使Haskell功能无点

Question

I'm a Haskell beginner and I've been playing around with point-free functions. I have problems with two functions - lambdabot's solutions were absolutely unreadable and made the code obfuscated, so I'm asking here in case there is a way to simplify the functions.

The first function removes duplicates from a list.

func1 :: Eq a => [a] -> [a]
func1 [] = []
func1 (x:xs) = x : (func1 . filter (/=x) $ xs)

I tried making a point-free version of this function with foldr and >>= but did not succeed.

The second function maps a list to a list of tuples containing the original elements and how often they occurred in the list.

func2 :: Eq a => [a] -> [(a, Int)]
func2 xs = map ( \f -> (f, count f xs) ) xs

where count a = length.filter(==a) . I am not sure if making a point-free version of this function while maintaining readability is even possible, but I'd like to make sure.

Any help with making the two functions point-free will be appreciated.

Answer 1

Well, func1 can be written as a fold: func1 = foldr (\\x xs -> x : filter (/= x) xs) [] . ¹ However, you don't have to, as it's identical to the standard function nub .

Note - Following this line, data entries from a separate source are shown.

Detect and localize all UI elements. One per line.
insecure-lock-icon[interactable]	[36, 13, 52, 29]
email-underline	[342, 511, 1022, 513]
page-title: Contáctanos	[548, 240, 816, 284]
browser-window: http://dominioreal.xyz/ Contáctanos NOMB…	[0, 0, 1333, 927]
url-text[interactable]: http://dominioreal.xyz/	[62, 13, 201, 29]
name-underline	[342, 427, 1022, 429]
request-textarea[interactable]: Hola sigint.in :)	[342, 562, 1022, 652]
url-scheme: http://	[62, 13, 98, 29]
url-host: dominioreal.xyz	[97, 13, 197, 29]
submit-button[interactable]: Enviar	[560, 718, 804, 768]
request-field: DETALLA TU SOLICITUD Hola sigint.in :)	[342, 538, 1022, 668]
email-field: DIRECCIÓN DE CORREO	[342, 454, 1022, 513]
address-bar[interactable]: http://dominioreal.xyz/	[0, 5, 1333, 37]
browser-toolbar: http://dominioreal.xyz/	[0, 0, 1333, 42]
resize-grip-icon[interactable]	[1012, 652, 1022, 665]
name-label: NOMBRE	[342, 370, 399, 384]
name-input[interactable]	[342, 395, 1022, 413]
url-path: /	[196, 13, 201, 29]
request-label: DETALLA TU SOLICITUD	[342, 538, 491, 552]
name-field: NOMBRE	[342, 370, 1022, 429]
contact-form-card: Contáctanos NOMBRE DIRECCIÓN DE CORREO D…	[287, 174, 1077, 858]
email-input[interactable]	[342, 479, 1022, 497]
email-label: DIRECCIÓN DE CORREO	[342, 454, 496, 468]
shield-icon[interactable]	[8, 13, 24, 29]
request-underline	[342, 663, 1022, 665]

And you can remove some points from func2 using the (&&&) :: (a -> b) -> (a -> c) -> a -> (b,c) ² combinator from Control.Arrow :

func2 xs = map (id &&& (`count` xs)) xs

Which can then be made fully point-free:

func2 = (id &&&) . flip count >>= map

But, frankly, I had to use lambdabot to do that last step; I'd suggest keeping that function in its original form. Point-free style is only helpful when it aids comprehension; if you're having difficulty making a function point-free, then it's probably counterproductive.

¹ Which can then be made fully point-free as foldr (liftM2 (.) (:) (filter . (/=))) [] (thanks again, lambdabot!) but, again, I really don't recommend this. There's not a point-free combinator for every situation.

² (&&&) actually has a more general type; it works with any Arrow , rather than just (->) . But that's not relevant here.